In deze zaak heeft de Hoge Raad op 8 november 2013 uitspraak gedaan in het beroep in cassatie van belanghebbende tegen de uitspraak van de Rechtbank Den Haag. De Rechtbank had op 11 maart 2013 het verzet van belanghebbende tegen een eerdere uitspraak ongegrond verklaard. Deze eerdere uitspraak betrof de aan belanghebbende opgelegde aanslag in de inkomstenbelasting en premie volksverzekeringen voor het jaar 2009. De Rechtbank had het beroep van belanghebbende tegen de aanslag eerder al niet-ontvankelijk verklaard wegens het overschrijden van de beroepstermijn.

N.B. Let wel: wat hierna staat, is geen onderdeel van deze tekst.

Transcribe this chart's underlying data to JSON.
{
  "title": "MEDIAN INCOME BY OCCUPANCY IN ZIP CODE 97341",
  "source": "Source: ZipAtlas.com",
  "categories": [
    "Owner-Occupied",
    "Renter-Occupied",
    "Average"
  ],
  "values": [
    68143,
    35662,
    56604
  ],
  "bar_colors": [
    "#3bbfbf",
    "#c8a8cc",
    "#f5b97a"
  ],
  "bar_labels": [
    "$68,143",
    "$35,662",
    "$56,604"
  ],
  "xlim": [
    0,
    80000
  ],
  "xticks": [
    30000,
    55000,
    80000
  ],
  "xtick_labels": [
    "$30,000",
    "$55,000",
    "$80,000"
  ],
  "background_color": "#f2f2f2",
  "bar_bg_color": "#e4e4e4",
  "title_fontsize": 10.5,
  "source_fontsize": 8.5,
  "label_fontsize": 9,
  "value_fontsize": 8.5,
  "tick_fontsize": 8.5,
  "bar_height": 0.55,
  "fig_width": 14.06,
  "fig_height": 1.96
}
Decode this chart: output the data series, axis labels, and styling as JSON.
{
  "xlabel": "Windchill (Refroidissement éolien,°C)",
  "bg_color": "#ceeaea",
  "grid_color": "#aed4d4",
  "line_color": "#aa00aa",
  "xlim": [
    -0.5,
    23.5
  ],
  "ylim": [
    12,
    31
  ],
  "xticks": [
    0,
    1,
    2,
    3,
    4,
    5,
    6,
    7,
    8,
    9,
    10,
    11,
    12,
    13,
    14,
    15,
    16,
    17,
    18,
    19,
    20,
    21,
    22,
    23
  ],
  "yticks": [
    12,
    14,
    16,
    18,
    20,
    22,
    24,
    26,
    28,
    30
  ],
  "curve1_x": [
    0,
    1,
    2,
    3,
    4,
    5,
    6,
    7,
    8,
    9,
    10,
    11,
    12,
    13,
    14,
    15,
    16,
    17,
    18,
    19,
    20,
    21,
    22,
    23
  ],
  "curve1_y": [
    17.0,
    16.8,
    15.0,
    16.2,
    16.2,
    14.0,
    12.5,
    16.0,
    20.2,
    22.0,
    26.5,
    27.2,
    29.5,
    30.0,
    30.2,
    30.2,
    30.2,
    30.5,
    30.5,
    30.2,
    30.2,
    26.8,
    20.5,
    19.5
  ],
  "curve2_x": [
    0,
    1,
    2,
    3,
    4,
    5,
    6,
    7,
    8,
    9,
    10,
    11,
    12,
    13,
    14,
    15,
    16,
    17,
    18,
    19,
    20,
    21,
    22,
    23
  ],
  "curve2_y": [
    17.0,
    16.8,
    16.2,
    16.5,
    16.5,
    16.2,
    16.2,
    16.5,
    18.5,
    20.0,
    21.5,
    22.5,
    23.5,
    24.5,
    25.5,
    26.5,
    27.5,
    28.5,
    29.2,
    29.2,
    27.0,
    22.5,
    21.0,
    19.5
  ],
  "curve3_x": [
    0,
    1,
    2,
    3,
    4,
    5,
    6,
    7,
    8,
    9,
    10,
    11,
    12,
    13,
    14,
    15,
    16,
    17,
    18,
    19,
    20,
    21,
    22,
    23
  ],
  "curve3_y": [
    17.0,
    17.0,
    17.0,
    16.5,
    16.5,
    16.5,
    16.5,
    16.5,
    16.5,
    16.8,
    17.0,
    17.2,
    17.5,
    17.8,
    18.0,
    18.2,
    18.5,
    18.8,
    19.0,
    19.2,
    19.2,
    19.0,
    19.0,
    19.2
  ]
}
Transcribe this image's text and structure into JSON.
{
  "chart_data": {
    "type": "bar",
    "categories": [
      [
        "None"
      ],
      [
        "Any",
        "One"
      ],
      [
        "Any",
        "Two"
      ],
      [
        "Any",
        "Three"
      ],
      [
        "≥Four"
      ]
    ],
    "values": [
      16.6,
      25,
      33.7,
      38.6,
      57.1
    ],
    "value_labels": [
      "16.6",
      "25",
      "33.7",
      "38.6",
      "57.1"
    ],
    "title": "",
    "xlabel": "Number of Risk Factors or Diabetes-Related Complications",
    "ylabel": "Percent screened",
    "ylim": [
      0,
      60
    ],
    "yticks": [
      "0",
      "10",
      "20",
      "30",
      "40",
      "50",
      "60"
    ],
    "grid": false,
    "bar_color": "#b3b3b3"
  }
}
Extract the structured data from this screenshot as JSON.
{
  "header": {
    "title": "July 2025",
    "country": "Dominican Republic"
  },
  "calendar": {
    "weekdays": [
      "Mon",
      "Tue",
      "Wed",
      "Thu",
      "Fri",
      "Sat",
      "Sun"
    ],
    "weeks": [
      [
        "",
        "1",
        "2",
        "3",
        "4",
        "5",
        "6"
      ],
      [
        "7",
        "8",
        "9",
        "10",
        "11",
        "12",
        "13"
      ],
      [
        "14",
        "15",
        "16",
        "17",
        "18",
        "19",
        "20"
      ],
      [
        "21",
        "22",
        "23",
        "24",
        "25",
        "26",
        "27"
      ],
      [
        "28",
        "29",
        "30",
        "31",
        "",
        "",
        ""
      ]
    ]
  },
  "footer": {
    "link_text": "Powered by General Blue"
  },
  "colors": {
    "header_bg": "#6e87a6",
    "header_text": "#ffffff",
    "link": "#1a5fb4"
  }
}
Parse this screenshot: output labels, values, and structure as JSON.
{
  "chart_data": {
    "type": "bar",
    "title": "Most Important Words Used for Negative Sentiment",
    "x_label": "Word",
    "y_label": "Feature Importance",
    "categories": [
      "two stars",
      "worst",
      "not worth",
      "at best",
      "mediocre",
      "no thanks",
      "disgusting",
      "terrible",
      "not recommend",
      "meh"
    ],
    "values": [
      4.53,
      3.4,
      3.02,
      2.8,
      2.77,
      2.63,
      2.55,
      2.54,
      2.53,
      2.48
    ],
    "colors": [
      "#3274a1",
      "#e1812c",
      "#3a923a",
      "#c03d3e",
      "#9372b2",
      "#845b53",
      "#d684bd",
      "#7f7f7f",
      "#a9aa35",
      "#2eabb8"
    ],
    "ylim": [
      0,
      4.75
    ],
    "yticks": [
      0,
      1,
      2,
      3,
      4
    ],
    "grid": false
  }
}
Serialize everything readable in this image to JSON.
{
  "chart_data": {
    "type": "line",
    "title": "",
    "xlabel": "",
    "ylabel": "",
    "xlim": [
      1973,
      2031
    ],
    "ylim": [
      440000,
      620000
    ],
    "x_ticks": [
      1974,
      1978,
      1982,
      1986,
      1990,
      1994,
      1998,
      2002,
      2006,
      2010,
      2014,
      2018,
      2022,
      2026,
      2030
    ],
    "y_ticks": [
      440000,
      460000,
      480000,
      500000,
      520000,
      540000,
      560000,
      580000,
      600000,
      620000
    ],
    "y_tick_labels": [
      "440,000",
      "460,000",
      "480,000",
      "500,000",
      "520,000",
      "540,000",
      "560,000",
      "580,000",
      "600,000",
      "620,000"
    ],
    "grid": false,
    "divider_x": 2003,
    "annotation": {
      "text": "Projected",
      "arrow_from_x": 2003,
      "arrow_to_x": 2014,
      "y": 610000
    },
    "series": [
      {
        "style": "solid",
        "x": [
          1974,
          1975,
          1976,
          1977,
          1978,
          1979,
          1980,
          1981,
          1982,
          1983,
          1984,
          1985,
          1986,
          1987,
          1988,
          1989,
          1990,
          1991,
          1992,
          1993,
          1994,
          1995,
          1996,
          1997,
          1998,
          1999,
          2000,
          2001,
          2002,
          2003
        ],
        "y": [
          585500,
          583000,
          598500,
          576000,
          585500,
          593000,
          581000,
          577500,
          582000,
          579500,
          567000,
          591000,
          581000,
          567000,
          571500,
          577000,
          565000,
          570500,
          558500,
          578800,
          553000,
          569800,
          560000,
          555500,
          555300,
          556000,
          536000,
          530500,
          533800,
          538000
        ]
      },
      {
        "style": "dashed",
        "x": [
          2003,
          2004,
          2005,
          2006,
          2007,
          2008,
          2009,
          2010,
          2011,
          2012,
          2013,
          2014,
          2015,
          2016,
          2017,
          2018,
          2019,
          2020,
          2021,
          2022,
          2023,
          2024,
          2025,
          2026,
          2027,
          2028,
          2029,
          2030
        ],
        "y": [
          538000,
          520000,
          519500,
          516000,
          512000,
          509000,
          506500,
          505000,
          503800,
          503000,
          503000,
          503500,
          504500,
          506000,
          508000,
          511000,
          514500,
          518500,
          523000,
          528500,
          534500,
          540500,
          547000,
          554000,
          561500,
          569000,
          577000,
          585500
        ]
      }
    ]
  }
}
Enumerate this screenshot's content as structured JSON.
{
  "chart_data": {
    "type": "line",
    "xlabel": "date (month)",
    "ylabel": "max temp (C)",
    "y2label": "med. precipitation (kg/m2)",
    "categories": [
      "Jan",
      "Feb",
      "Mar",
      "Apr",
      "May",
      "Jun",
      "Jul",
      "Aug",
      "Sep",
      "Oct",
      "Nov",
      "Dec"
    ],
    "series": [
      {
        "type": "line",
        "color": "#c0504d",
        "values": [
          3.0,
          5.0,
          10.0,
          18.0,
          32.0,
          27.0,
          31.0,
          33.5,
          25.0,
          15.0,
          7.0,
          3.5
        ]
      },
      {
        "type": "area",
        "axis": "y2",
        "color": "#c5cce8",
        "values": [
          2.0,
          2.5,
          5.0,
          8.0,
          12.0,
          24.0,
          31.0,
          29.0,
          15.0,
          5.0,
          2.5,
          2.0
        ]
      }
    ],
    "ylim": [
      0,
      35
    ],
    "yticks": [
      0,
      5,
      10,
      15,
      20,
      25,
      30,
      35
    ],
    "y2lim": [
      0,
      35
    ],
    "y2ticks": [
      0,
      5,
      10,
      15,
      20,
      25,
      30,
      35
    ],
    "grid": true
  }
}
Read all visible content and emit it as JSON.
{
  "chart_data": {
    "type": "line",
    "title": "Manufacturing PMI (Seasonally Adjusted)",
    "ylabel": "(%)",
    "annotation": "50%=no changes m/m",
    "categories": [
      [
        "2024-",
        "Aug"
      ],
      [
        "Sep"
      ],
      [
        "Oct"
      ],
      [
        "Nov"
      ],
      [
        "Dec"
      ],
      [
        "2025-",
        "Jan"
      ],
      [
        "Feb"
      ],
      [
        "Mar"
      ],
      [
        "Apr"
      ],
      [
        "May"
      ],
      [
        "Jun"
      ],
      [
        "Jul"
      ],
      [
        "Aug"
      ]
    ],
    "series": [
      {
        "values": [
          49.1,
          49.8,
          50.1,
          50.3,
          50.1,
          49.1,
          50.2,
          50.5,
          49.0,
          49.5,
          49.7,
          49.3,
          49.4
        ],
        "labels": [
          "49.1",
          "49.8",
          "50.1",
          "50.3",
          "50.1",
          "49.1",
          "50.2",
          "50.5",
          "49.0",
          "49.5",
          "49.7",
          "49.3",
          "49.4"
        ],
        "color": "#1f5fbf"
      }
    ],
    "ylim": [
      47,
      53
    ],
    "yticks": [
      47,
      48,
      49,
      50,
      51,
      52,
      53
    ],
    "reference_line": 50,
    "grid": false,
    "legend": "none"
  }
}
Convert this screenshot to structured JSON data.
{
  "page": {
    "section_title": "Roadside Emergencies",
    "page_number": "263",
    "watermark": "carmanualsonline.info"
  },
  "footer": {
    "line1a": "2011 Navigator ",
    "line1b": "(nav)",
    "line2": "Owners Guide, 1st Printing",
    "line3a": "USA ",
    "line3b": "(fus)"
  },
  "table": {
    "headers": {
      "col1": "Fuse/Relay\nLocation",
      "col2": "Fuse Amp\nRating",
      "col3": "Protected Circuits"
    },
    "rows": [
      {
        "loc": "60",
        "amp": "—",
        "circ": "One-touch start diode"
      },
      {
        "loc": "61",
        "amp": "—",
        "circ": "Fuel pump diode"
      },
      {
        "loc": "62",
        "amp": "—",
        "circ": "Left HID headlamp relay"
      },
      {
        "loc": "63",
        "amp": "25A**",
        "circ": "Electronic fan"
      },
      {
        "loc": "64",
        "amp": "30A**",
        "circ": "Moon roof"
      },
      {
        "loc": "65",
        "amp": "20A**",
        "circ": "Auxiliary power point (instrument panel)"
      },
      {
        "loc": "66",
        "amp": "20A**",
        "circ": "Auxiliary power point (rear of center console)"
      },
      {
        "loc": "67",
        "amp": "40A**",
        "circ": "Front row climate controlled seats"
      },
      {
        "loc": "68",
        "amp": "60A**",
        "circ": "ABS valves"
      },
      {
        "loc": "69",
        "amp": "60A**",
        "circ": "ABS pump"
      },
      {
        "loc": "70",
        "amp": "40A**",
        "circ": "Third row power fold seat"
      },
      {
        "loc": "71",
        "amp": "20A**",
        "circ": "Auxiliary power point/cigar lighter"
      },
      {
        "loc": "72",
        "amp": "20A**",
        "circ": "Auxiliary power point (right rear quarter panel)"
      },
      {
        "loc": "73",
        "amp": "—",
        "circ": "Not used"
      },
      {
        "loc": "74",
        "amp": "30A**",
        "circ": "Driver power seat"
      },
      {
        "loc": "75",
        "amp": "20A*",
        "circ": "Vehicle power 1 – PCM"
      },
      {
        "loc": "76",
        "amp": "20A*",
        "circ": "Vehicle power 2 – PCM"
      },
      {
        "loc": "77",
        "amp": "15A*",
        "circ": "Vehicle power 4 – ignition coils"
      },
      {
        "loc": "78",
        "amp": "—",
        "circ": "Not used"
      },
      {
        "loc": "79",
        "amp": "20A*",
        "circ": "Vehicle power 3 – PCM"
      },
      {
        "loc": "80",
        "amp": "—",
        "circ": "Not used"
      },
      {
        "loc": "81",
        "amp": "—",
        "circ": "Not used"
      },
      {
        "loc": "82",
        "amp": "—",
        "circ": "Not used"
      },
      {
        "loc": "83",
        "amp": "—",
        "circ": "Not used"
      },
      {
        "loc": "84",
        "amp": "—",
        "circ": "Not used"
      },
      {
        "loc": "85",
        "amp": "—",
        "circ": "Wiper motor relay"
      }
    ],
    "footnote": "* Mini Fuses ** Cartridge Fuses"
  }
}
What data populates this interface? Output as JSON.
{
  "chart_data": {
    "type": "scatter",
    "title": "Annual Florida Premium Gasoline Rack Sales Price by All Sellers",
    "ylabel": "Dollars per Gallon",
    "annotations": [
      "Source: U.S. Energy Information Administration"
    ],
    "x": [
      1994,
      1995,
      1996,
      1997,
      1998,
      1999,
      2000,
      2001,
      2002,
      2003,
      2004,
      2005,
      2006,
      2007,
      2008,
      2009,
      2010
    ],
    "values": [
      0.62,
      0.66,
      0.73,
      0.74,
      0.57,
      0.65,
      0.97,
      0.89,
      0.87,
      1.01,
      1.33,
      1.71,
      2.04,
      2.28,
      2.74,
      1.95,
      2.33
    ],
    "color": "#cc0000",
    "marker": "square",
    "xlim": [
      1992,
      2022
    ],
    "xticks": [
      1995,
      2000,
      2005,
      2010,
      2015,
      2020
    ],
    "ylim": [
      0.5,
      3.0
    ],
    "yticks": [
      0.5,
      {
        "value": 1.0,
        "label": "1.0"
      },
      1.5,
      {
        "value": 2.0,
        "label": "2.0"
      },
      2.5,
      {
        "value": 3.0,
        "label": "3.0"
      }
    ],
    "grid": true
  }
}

Belanghebbende heeft vervolgens cassatie ingesteld en daarbij verschillende klachten ingediend. De Staatssecretaris van Financiën heeft hierop een verweerschrift ingediend, waarna belanghebbende een conclusie van repliek heeft ingediend. De Hoge Raad heeft de klachten van belanghebbende beoordeeld en geconcludeerd dat deze niet tot cassatie konden leiden. De Hoge Raad oordeelde dat er geen noodzaak was voor nadere motivering, aangezien de klachten niet leidden tot beantwoording van rechtsvragen die van belang zijn voor de rechtseenheid of de rechtsontwikkeling.
Daarnaast heeft de Hoge Raad geen termen aanwezig geacht voor een veroordeling in de proceskosten. Uiteindelijk heeft de Hoge Raad het beroep in cassatie ongegrond verklaard, waarmee de uitspraak van de Rechtbank in stand bleef. Dit arrest is gewezen door de raadsheer C. Schaap als voorzitter, en de raadsheren P.M.F. van Loon en Th. Groeneveld, en is openbaar uitgesproken op 8 november 2013.